A Practical Guide to Church Safety
John 15: 12-13
“This is my commandment, that you love one another just as I have loved you. Greater love has no one than this, that one lay down his life for his friends.”
Who in your church will lay down their life for those in the church family? This is a challenge from our Savior for church leaders, teachers, and His servants. An INTENTIONAL safety plan begins with those who are willing to help others and a desire to do this effectively. INTENTIONAL safety takes a holistic approach to examining safety and how we can prevent or deal with accidents and incidents in or near the church.
How do we prevent tragedies? Can better planning and training people who step up to think about these challenges to prevent a tragedy? We may not be able to stop all incidents, but preventing them is a worthwhile goal for believers.
Church safety is accomplished through teams of people who love Jesus and obey Him to serve the needs of others. The requirements are belief in Jesus, LOVE, and a life dedicated to serving the church family.
Safety is about everyone going home in the same physical condition in which they arrived. The challenges to safety include subjects from sanitation, to hazards on the playground and in classrooms, electrical issues, access concerns, first aid, physical limitations, traffic in the parking lots, fires, arson, emergency evacuations, serious weather events, unlawful entry, theft, intimidation of violence, violent attacks, abductions, breaches of protective orders, and mass murders. Added to the desire for safety is the mission of the church to demonstrate the love of Jesus.
The first requirement for a new safety organization is to define what it is intended to do. There is a difference between the safety needs of a church that meets only once or twice a week on Sunday, and one that has services multiple days a week, runs a school during the week, has an internal coffee shop, and offers daycare every day. This is why Intentional Church Safety by Bevan Collins is labeled as a practical guide. The scope of what is practical is dependent on the individual church.
Getting started on this path is sometimes the hardest part. A dedicated group from the congregation should be gathered to look at these ideas and then develop the framework of what a safety organization should look like. This may be a few people, or organized teams led by members and staffed by either members or hired professionals.
The focus must be on what is practical and reliable for your church and membership.
During a safety incident, people normally do what they are trained to do.

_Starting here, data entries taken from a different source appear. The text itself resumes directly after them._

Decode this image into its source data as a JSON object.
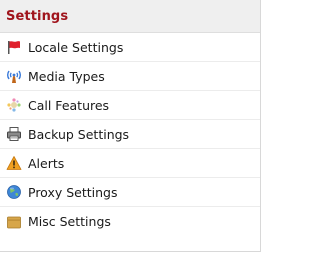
{
  "panel": {
    "title": "Settings",
    "title_color": "#a0141c",
    "items": [
      {
        "label": "Locale Settings",
        "icon": "red-flag-icon"
      },
      {
        "label": "Media Types",
        "icon": "antenna-broadcast-icon"
      },
      {
        "label": "Call Features",
        "icon": "sparkle-icon"
      },
      {
        "label": "Backup Settings",
        "icon": "printer-icon"
      },
      {
        "label": "Alerts",
        "icon": "warning-triangle-icon"
      },
      {
        "label": "Proxy Settings",
        "icon": "globe-icon"
      },
      {
        "label": "Misc Settings",
        "icon": "folder-icon"
      }
    ]
  }
}
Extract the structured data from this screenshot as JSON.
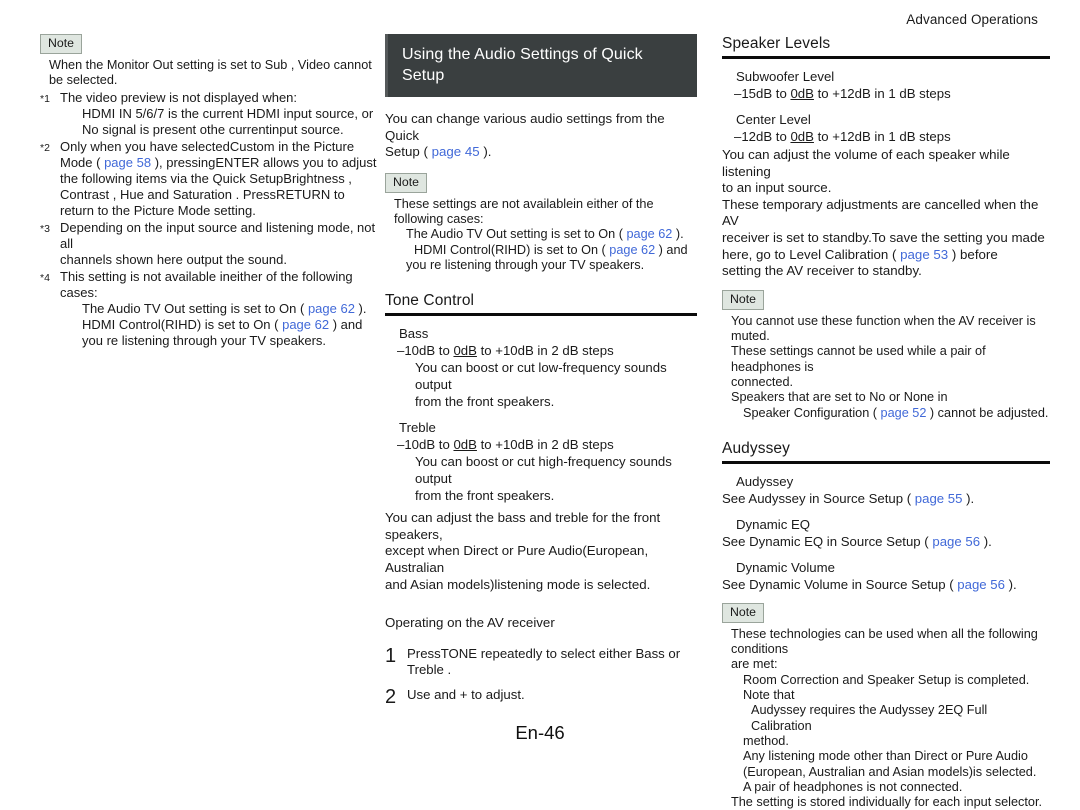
{
  "running_head": "Advanced Operations",
  "folio": "En-46",
  "left_column": {
    "note_badge": "Note",
    "note_line1": "When the Monitor Out setting is set to Sub , Video cannot",
    "note_line2": "be selected.",
    "footnotes": [
      {
        "mark": "*1",
        "line1": "The video preview is not displayed when:",
        "line2": "HDMI IN 5/6/7 is the current HDMI input source, or",
        "line3": "No signal is present othe currentinput source."
      },
      {
        "mark": "*2",
        "line1": "Only when you have selectedCustom in the Picture",
        "line2_a": "Mode ( ",
        "line2_link": "page 58",
        "line2_b": " ), pressingENTER allows you to adjust",
        "line3": "the following items via the Quick SetupBrightness ,",
        "line4": "Contrast , Hue and Saturation . PressRETURN to",
        "line5": "return to the Picture Mode setting."
      },
      {
        "mark": "*3",
        "line1": "Depending on the input source and listening mode, not all",
        "line2": "channels shown here output the sound."
      },
      {
        "mark": "*4",
        "line1": "This setting is not available ineither of the following cases:",
        "line2_a": "The Audio TV Out setting is set to On ( ",
        "line2_link": "page 62",
        "line2_b": " ).",
        "line3_a": "HDMI Control(RIHD) is set to On ( ",
        "line3_link": "page 62",
        "line3_b": " ) and",
        "line4": "you re listening through your TV speakers."
      }
    ]
  },
  "mid_column": {
    "header_line1": "Using the Audio Settings of Quick",
    "header_line2": "Setup",
    "intro_line1": "You can change various audio settings from the Quick",
    "intro_line2_a": "Setup ( ",
    "intro_line2_link": "page 45",
    "intro_line2_b": " ).",
    "note_badge": "Note",
    "note_line1": "These settings are not availablein either of the following cases:",
    "note_line2_a": "The Audio TV Out setting is set to On ( ",
    "note_line2_link": "page 62",
    "note_line2_b": " ).",
    "note_line3_a": "HDMI Control(RIHD) is set to On ( ",
    "note_line3_link": "page 62",
    "note_line3_b": " ) and",
    "note_line4": "you re listening through your TV speakers.",
    "section_title": "Tone Control",
    "bass": {
      "title": "Bass",
      "range_pre": "10dB to ",
      "range_zero": "0dB",
      "range_post": " to +10dB in 2 dB steps",
      "desc_line1": "You can boost or cut low-frequency sounds output",
      "desc_line2": "from the front speakers."
    },
    "treble": {
      "title": "Treble",
      "range_pre": "10dB to ",
      "range_zero": "0dB",
      "range_post": " to +10dB in 2 dB steps",
      "desc_line1": "You can boost or cut high-frequency sounds output",
      "desc_line2": "from the front speakers."
    },
    "para_line1": "You can adjust the bass and treble for the front speakers,",
    "para_line2": "except when Direct or Pure Audio(European, Australian",
    "para_line3": "and Asian models)listening mode is selected.",
    "operating_title": "Operating on the AV receiver",
    "steps": [
      {
        "num": "1",
        "line1": "PressTONE repeatedly to select either Bass or",
        "line2": "Treble ."
      },
      {
        "num": "2",
        "line1": "Use and + to adjust.",
        "line2": ""
      }
    ]
  },
  "right_column": {
    "speaker_levels": {
      "section_title": "Speaker Levels",
      "subwoofer": {
        "title": "Subwoofer Level",
        "range_pre": "15dB to ",
        "range_zero": "0dB",
        "range_post": " to +12dB in 1 dB steps"
      },
      "center": {
        "title": "Center Level",
        "range_pre": "12dB to ",
        "range_zero": "0dB",
        "range_post": " to +12dB in 1 dB steps"
      },
      "para1_line1": "You can adjust the volume of each speaker while listening",
      "para1_line2": "to an input source.",
      "para2_line1": "These temporary adjustments are cancelled when the AV",
      "para2_line2": "receiver is set to standby.To save the setting you made",
      "para2_line3_a": "here, go to Level Calibration ( ",
      "para2_line3_link": "page 53",
      "para2_line3_b": " ) before",
      "para2_line4": "setting the AV receiver to standby.",
      "note_badge": "Note",
      "note_line1": "You cannot use these function when the AV receiver is muted.",
      "note_line2": "These settings cannot be used while a pair of headphones is",
      "note_line3": "connected.",
      "note_line4": "Speakers that are set to No or None in",
      "note_line5_a": "Speaker Configuration ( ",
      "note_line5_link": "page 52",
      "note_line5_b": " ) cannot be adjusted."
    },
    "audyssey": {
      "section_title": "Audyssey",
      "items": [
        {
          "title": "Audyssey",
          "see_pre": "See Audyssey in Source Setup ( ",
          "see_link": "page 55",
          "see_post": " )."
        },
        {
          "title": "Dynamic EQ",
          "see_pre": "See Dynamic EQ in Source Setup ( ",
          "see_link": "page 56",
          "see_post": " )."
        },
        {
          "title": "Dynamic Volume",
          "see_pre": "See Dynamic Volume in Source Setup ( ",
          "see_link": "page 56",
          "see_post": " )."
        }
      ],
      "note_badge": "Note",
      "note_line1": "These technologies can be used when all the following conditions",
      "note_line2": "are met:",
      "note_line3": "Room Correction and Speaker Setup is completed. Note that",
      "note_line4": "Audyssey requires the Audyssey 2EQ Full Calibration",
      "note_line5": "method.",
      "note_line6": "Any listening mode other than Direct or Pure Audio",
      "note_line7": "(European, Australian and Asian models)is selected.",
      "note_line8": "A pair of headphones is not connected.",
      "note_line9": "The setting is stored individually for each input selector."
    }
  }
}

If there is no training, then people do whatever seems natural at the time. Unfortunately, this is often the wrong response. Even a limited amount of training often produces a better result.
How will your church respond to a major safety incident?
Who will lead them?
Establishing an organization of Safety Teams is often what is chosen AFTER a major incident. It is not hard because the needs can be understood. It takes some time, communication, and thought because there are some good ideas about best choices. This book provides a practical guide for churches to work through these questions.

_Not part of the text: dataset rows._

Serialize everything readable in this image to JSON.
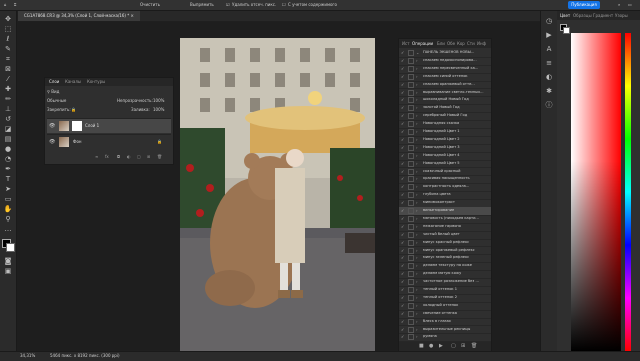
{
  "optionsbar": {
    "items": [
      "Очистить",
      "Выпрямить",
      "Удалить отсеч. пикс.",
      "С учетом содержимого"
    ],
    "publish_label": "Публикация"
  },
  "document": {
    "tab_title": "CG1A7868.CR3 @ 34,3% (Слой 1, Слой-маска/16) *"
  },
  "layers_panel": {
    "tabs": [
      "Слои",
      "Каналы",
      "Контуры"
    ],
    "filter_label": "Вид",
    "blend_mode": "Обычные",
    "opacity_label": "Непрозрачность:",
    "opacity_value": "100%",
    "lock_label": "Закрепить:",
    "fill_label": "Заливка:",
    "fill_value": "100%",
    "layers": [
      {
        "name": "Слой 1",
        "has_mask": true
      },
      {
        "name": "Фон",
        "has_mask": false
      }
    ]
  },
  "actions_panel": {
    "tabs": [
      "Ист",
      "Операции",
      "Бли",
      "Обе",
      "Кор",
      "Сти",
      "Инф"
    ],
    "items": [
      "ПАНЕЛЬ ЭКШЕНОВ НОВЫ...",
      "спасаем недоэкспонирова...",
      "спасаем пересвеченный ка...",
      "спасаем синий оттенок",
      "спасаем оранжевый отте...",
      "выравнивание светло-темных...",
      "шоколадный Новый Год",
      "золотой Новый Год",
      "серебряный Новый Год",
      "Новогодняя сказка",
      "Новогодний Цвет 1",
      "Новогодний Цвет 2",
      "Новогодний Цвет 3",
      "Новогодний Цвет 4",
      "Новогодний Цвет 5",
      "сказочный красный",
      "красивая насыщенность",
      "контрастность одеяла...",
      "глубина цвета",
      "минимоконтраст",
      "виньетирование",
      "матовость (ниходьев карти...",
      "нежагание гармоно",
      "чистый белый цвет",
      "минус красный рефлекс",
      "минус оранжевый рефлекс",
      "минус зеленый рефлекс",
      "делаем текстуру на коже",
      "делаем матую кожу",
      "частотное разложение без ...",
      "теплый оттенок 1",
      "теплый оттенок 2",
      "холодный оттенок",
      "свечение оттенка",
      "блеск в глазах",
      "выразительные ресницы",
      "румяна",
      "белоснежные зубы"
    ],
    "selected_index": 20
  },
  "color_panel": {
    "tabs": [
      "Цвет",
      "Образцы",
      "Градиент",
      "Узоры"
    ]
  },
  "status": {
    "zoom": "34,31%",
    "info": "5464 пикс. x 8192 пикс. (300 ppi)"
  },
  "colors": {
    "accent": "#1473e6",
    "panel_bg": "#2f2f2f",
    "app_bg": "#1f1f1f"
  }
}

This book provides a calm and intentional approach to working through safety needs and practices.
Some topics such as children’s safety and security can be divisive. This book is a practical guide to understanding these concerns and calmly working through them. The only fixed points are those required by law for all organizations. Outside those requirements, there are many choices. Each congregation or safety focus group should make their own choices to have policies, procedures, and practices that make sense to them.
Churches should be refuges away from the hatred, crime, indifference, and hopelessness of the world. Christian churches are to be Light to our world.
How can a church be a place of Light if the members do not love each other enough to care for and protect the members and children in the church?